Tesla (TSLA) is the first of the Magnificent Seven stocks to report quarterly earnings. Here's what our analyst thought of the company's update, which showed a fall in profits but some more news on affordable models, which are due next year.
Morningstar Metrics for Tesla Stock
• Fair Value Estimate: US$200
• Morningstar Rating: 4 stars
• Morningstar Economic Moat Rating: Narrow
• Morningstar Uncertainty Rating: Very High
We’ve raised our fair value estimate for narrow-moat Tesla (TSLA) to US$200 per share from US$195 following first-quarter earnings, due to an improved near-term outlook. Shares were up over 10% in after-hours trading as the market reacted positively to management’s outlook. At current prices, we view Tesla as undervalued, with the stock trading in 4-star territory.
Affordable Tesla Models Imminent
We had four key takeaways. First, the affordable vehicle is still on track for first deliveries by the end of 2025. Tesla’s affordable vehicles are a catalyst for shares. Affordable vehicles should eventually generate a majority of its total deliveries. We continue to forecast that Tesla delivers around 5 million vehicles by 2030.
Second, the full self-driving subscription software, or FSD, is seeing stronger adoption. We estimate over 10% of the eligible fleet has adopted subscription software, which is above our prior forecast. As such, we’ve updated our assumptions for a higher adoption rate. In our view, FSD will be a driver of consumers choosing Tesla over other brands, which supports our outlook for deliveries growth over the rest of the decade.
Third, we raised our energy storage volume growth forecast. Energy storage volumes increased at just 4% year over year in the first quarter.
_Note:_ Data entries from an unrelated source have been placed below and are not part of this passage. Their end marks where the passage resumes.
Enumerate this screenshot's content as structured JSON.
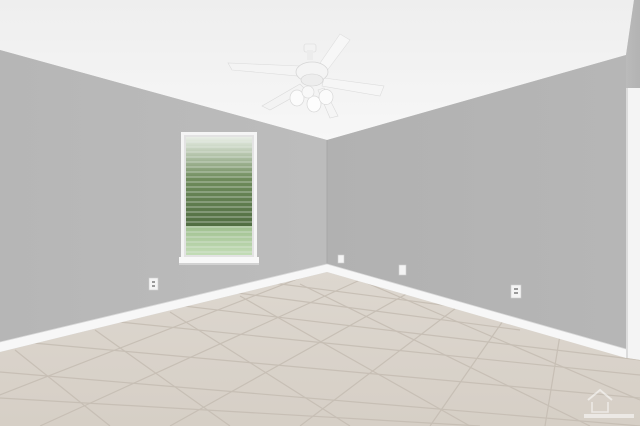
{
  "scene": {
    "kind": "interior-photo",
    "subject": "empty-room",
    "fixtures": [
      "ceiling-fan-with-light-kit",
      "window-with-blinds",
      "electrical-outlet",
      "baseboard"
    ],
    "floor": "ceramic-tile",
    "colors": {
      "ceiling": "#f3f3f3",
      "left_wall": "#b9b9b9",
      "back_wall": "#b4b4b4",
      "right_wall": "#b7b7b7",
      "floor": "#dbd4cc",
      "grout": "#c9c1b8",
      "baseboard": "#f6f6f6",
      "window_foliage": "#5a7a48",
      "window_lawn": "#a9c89a"
    }
  },
  "watermark": {
    "kind": "logo-watermark"
  }
}
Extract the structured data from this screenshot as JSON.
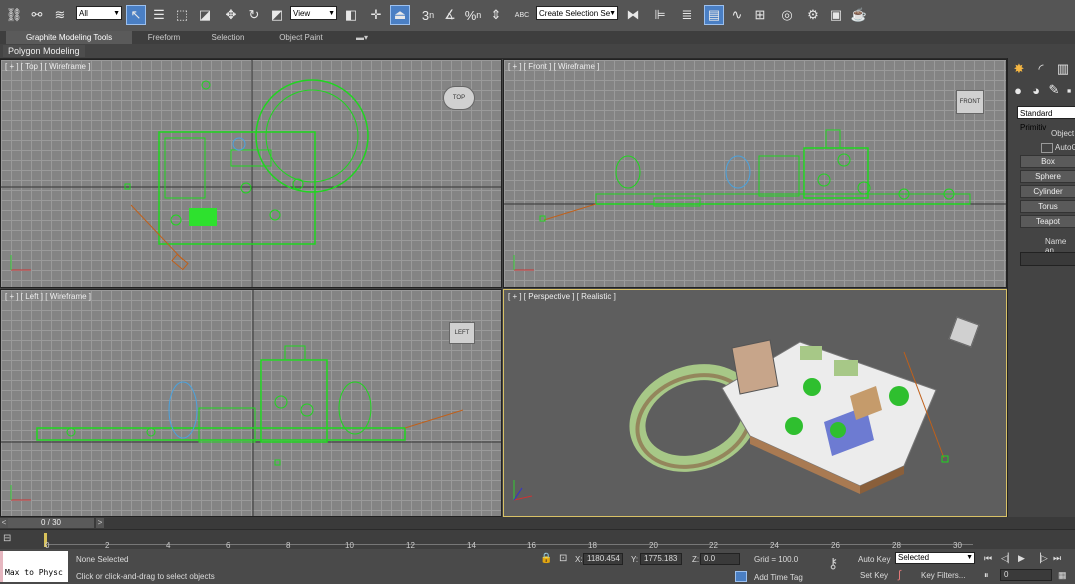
{
  "toolbar": {
    "filter_select": "All",
    "view_select": "View",
    "selection_set": "Create Selection Se",
    "icons": [
      "link-icon",
      "unlink-icon",
      "bind-spacewarp-icon",
      "select-object-icon",
      "select-by-name-icon",
      "rectangle-region-icon",
      "window-crossing-icon",
      "move-icon",
      "rotate-icon",
      "scale-icon",
      "select-manipulate-icon",
      "use-pivot-icon",
      "snaps-toggle-icon",
      "angle-snap-icon",
      "percent-snap-icon",
      "spinner-snap-icon",
      "edit-named-selections-icon",
      "mirror-icon",
      "align-icon",
      "layer-manager-icon",
      "graphite-toggle-icon",
      "curve-editor-icon",
      "schematic-view-icon",
      "material-editor-icon",
      "render-setup-icon",
      "rendered-frame-icon",
      "render-icon"
    ],
    "label_3": "3",
    "label_pct": "%",
    "label_n": "n",
    "label_abc": "ABC"
  },
  "ribbon": {
    "tabs": [
      "Graphite Modeling Tools",
      "Freeform",
      "Selection",
      "Object Paint"
    ],
    "panel_label": "Polygon Modeling"
  },
  "viewports": {
    "top": {
      "label": "[ + ] [ Top ] [ Wireframe ]",
      "cube": "TOP"
    },
    "front": {
      "label": "[ + ] [ Front ] [ Wireframe ]",
      "cube": "FRONT"
    },
    "left": {
      "label": "[ + ] [ Left ] [ Wireframe ]",
      "cube": "LEFT"
    },
    "perspective": {
      "label": "[ + ] [ Perspective ] [ Realistic ]"
    }
  },
  "command_panel": {
    "dropdown": "Standard Primitiv",
    "rollout_object_type": "Object",
    "autogrid": "AutoG",
    "buttons": [
      "Box",
      "Sphere",
      "Cylinder",
      "Torus",
      "Teapot"
    ],
    "rollout_name": "Name an"
  },
  "timeline": {
    "frame_counter": "0 / 30",
    "ticks": [
      "0",
      "2",
      "4",
      "6",
      "8",
      "10",
      "12",
      "14",
      "16",
      "18",
      "20",
      "22",
      "24",
      "26",
      "28",
      "30"
    ]
  },
  "status": {
    "maxscript": "Max to Physc",
    "selection": "None Selected",
    "prompt": "Click or click-and-drag to select objects",
    "x_label": "X:",
    "x_value": "1180.454",
    "y_label": "Y:",
    "y_value": "1775.183",
    "z_label": "Z:",
    "z_value": "0.0",
    "grid": "Grid = 100.0",
    "add_time_tag": "Add Time Tag",
    "auto_key": "Auto Key",
    "set_key": "Set Key",
    "key_mode": "Selected",
    "key_filters": "Key Filters...",
    "current_frame": "0"
  }
}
However, as much of the business is of large-scale batteries built on longer-term projects, volumes can be volatile from quarter to quarter, as they are recognised upon the completion of project milestones. Management guided to at least 75% year-on-year volume growth, which we think is achievable, given that most of these volumes are likely already contracted.
Finally, we slightly raised our 2024 deliveries forecast, versus our prior forecast for no growth. Our improved outlook is due to Tesla’s recent price cuts, so we also slightly reduced our near-term automotive gross margin forecast. We think Tesla could cut prices further as management aims to pass along the majority of cost savings to customers to drive demand.